Context-Aware Composition of Agent Policies by Markov Decision Process Entity Embeddings and Agent Ensembles
Context-Aware Composition of Agent Policies by Markov Decision Process Entity Embeddings and Agent Ensembles
Nicole Merkle, Ralf Mikut
AbstractComputational agents support humans in many areas of life and are therefore found in heterogeneous contexts. This means that agents operate in rapidly changing environments and can be confronted with huge state and action spaces. In order to perform services and carry out activities in a goal-oriented manner, agents require prior knowledge and therefore have to develop and pursue context-dependent policies. The problem is that prescribing policies in advance is limited and inflexible, especially in dynamically changing environments. Moreover, the context of an agent determines its choice of actions. Since the environments in which agents operate can be stochastic and complex in terms of the number of states and feasible actions, activities are usually modelled in a simplified way by Markov decision processes so that agents with reinforcement learning are able to learn policies that help to capture the context and act accordingly to optimally perform activities.
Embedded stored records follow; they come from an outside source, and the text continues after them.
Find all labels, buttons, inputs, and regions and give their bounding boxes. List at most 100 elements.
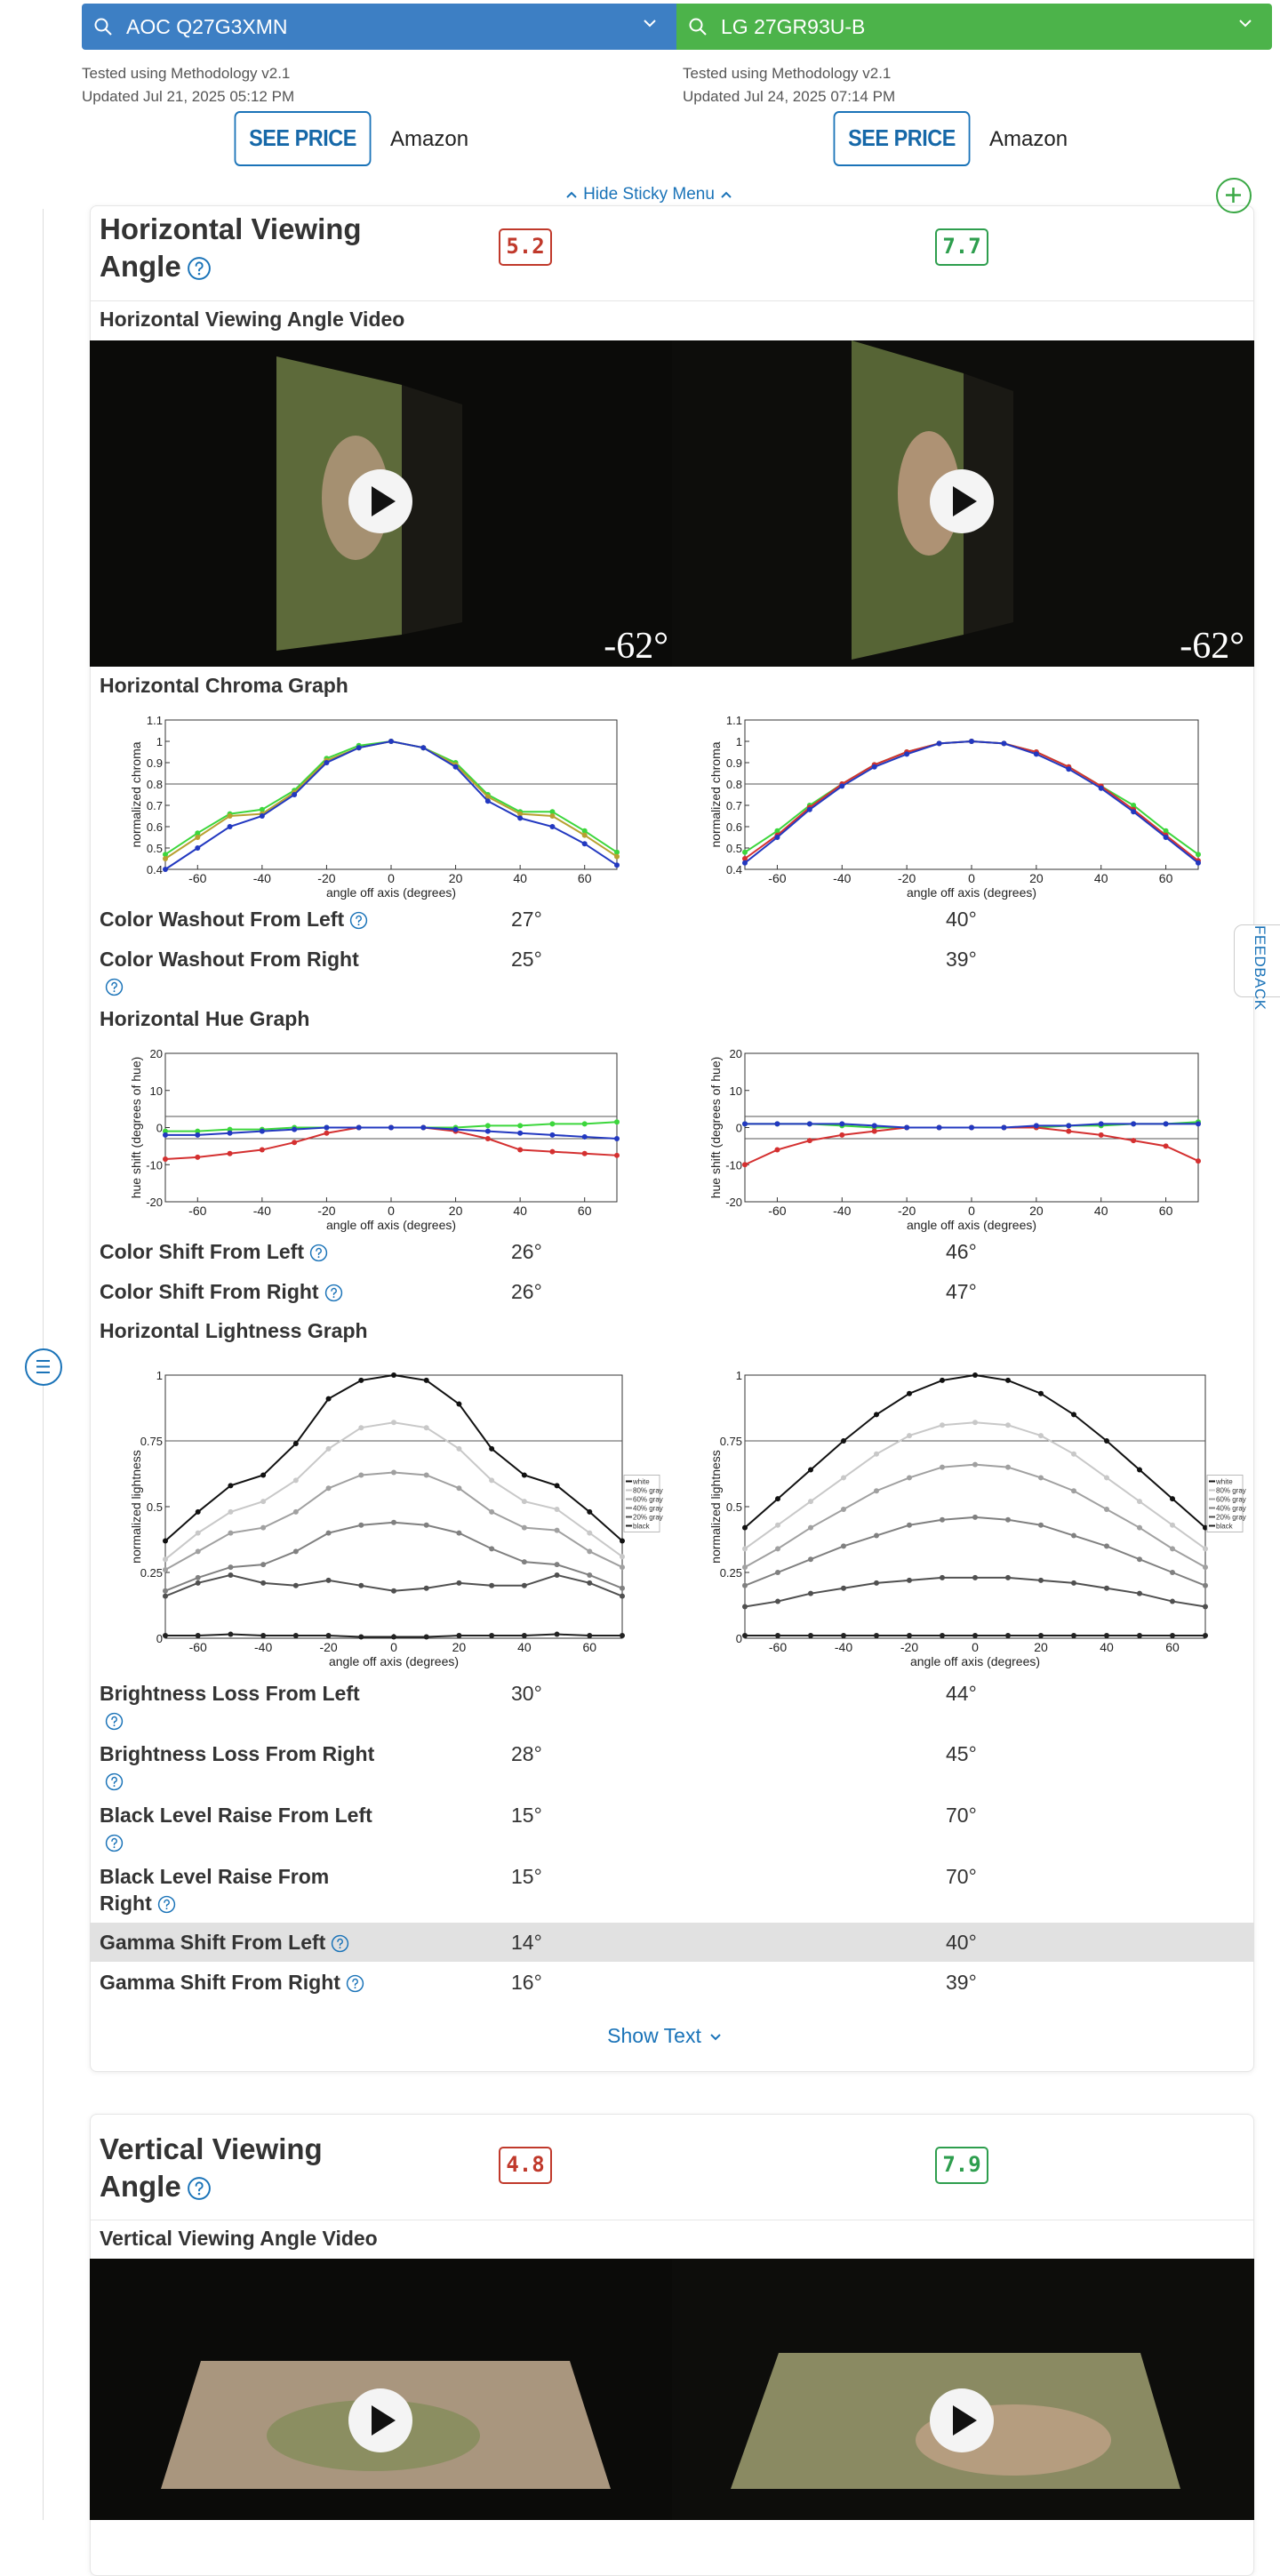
- data-point: [1203, 1546, 1208, 1552]
- dropdown-chevron: [644, 20, 656, 28]
- help-mark: [111, 982, 117, 990]
- help-circle: [309, 1244, 328, 1262]
- x-axis-label: angle off axis (degrees): [329, 1654, 459, 1668]
- x-axis-label: angle off axis (degrees): [326, 885, 456, 900]
- plot-frame: [744, 719, 1199, 870]
- data-point: [324, 1130, 330, 1136]
- graphics-layer: -62° -62° -60 -40 -20 0 20 40 60 0.4 0.5 0.6 0.7 0.8 0…: [90, 340, 1254, 2520]
- y-tick-label: 0.75: [720, 1435, 742, 1448]
- see-price-button[interactable]: SEE PRICE: [234, 111, 372, 166]
- data-point: [163, 1538, 168, 1544]
- chevron-down: [710, 2034, 721, 2041]
- x-tick-label: 0: [388, 871, 395, 885]
- show-text-button[interactable]: Show Text: [551, 2024, 779, 2048]
- data-point: [614, 862, 620, 868]
- data-point: [614, 1119, 620, 1125]
- data-point: [614, 853, 620, 860]
- help-icon[interactable]: [187, 2176, 212, 2201]
- data-point: [227, 1126, 233, 1132]
- screen-shadow: [402, 385, 462, 635]
- metric-text: Brightness Loss From Left: [100, 1682, 360, 1705]
- data-point: [388, 1124, 394, 1131]
- help-icon[interactable]: [157, 1895, 176, 1914]
- data-point: [1137, 1524, 1142, 1531]
- help-icon[interactable]: [105, 1834, 124, 1852]
- help-circle: [105, 979, 124, 996]
- data-point: [517, 1147, 524, 1153]
- data-point: [972, 1514, 978, 1520]
- data-point: [521, 1633, 527, 1639]
- data-point: [163, 852, 168, 858]
- data-point: [874, 1451, 879, 1457]
- data-point: [358, 1472, 364, 1478]
- data-point: [972, 1461, 978, 1468]
- subsection-title: Horizontal Hue Graph: [100, 1007, 310, 1030]
- metric-text: Black Level Raise From Left: [100, 1804, 372, 1827]
- help-icon[interactable]: [349, 911, 368, 930]
- help-icon[interactable]: [324, 1284, 343, 1302]
- help-circle: [187, 257, 211, 281]
- subsection-title: Horizontal Viewing Angle Video: [100, 308, 405, 331]
- data-point: [489, 1477, 495, 1484]
- add-product-button[interactable]: [1216, 178, 1252, 213]
- sticky-menu-toggle[interactable]: Hide Sticky Menu: [533, 185, 764, 208]
- help-icon[interactable]: [187, 256, 212, 281]
- data-point: [325, 1445, 332, 1452]
- help-icon[interactable]: [105, 978, 124, 996]
- y-axis-label: normalized chroma: [708, 741, 723, 847]
- data-point: [1203, 1604, 1208, 1610]
- data-point: [587, 1548, 593, 1555]
- data-point: [1038, 1475, 1044, 1481]
- toc-button[interactable]: [25, 1348, 62, 1386]
- help-icon[interactable]: [309, 1244, 328, 1262]
- data-point: [587, 1572, 593, 1578]
- data-point: [1071, 1412, 1076, 1418]
- data-point: [1170, 1570, 1175, 1575]
- data-point: [227, 824, 233, 829]
- data-point: [228, 1530, 234, 1536]
- feedback-tab[interactable]: FEEDBACK: [1234, 924, 1280, 1011]
- plot-frame: [744, 1374, 1206, 1639]
- data-point: [1163, 835, 1169, 840]
- x-tick-label: -60: [769, 1640, 787, 1654]
- help-icon[interactable]: [105, 1772, 124, 1791]
- data-point: [1131, 1138, 1137, 1144]
- data-point: [936, 1124, 942, 1131]
- help-icon[interactable]: [346, 1974, 364, 1993]
- metric-label: Color Shift From Left: [100, 1238, 375, 1265]
- metric-value: 47°: [946, 1280, 977, 1303]
- data-point: [742, 1604, 748, 1610]
- see-price-button[interactable]: SEE PRICE: [833, 111, 971, 166]
- data-point: [484, 1128, 491, 1134]
- data-point: [489, 1582, 495, 1588]
- data-point: [163, 1567, 168, 1573]
- metric-value: 30°: [511, 1682, 542, 1705]
- metric-value: 46°: [946, 1240, 977, 1263]
- data-point: [614, 1152, 620, 1158]
- data-point: [356, 1124, 362, 1131]
- store-name[interactable]: Amazon: [989, 127, 1068, 151]
- data-point: [839, 783, 845, 789]
- product-search-bar[interactable]: AOC Q27G3XMN: [82, 4, 676, 50]
- metric-value: 44°: [946, 1682, 977, 1705]
- legend-label: 80% gray: [1216, 1486, 1246, 1494]
- data-point: [484, 1136, 491, 1142]
- search-lens: [689, 18, 703, 32]
- metric-value: 70°: [946, 1804, 977, 1827]
- help-icon[interactable]: [105, 1712, 124, 1731]
- store-name[interactable]: Amazon: [390, 127, 469, 151]
- data-point: [1005, 1377, 1011, 1383]
- y-tick-label: 0.4: [147, 863, 163, 876]
- x-tick-label: -20: [898, 871, 916, 885]
- data-point: [358, 1377, 364, 1383]
- help-mark: [337, 1939, 344, 1947]
- data-point: [195, 1574, 201, 1580]
- data-point: [195, 1530, 201, 1536]
- product-search-bar[interactable]: LG 27GR93U-B: [676, 4, 1272, 50]
- y-tick-label: 0.25: [720, 1566, 742, 1580]
- metric-value: 26°: [511, 1280, 542, 1303]
- data-point: [841, 1543, 846, 1549]
- help-icon[interactable]: [331, 1934, 349, 1953]
- help-dot: [332, 1296, 335, 1299]
- y-axis-label: normalized chroma: [129, 741, 143, 847]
However, training policies for all possible contexts using reinforcement learning is time-consuming. A requirement and challenge for agents is to learn strategies quickly and respond immediately in cross-context environments and applications. In this work, we propose a novel simulation-based approach that enables a) the representation of heterogeneous contexts through knowledge graphs and entity embeddings and b) the context-aware composition of policies on demand by ensembles of agents running in parallel. The evaluation we performed on the "Virtual Home" dataset indicates that agents that need to seamlessly switch between different contexts, can request on-the-fly composed policies that lead to the successful completion of context-appropriate activities without having to learn these policies in lengthy training steps and episodes, in contrast to agents that apply reinforcement learning.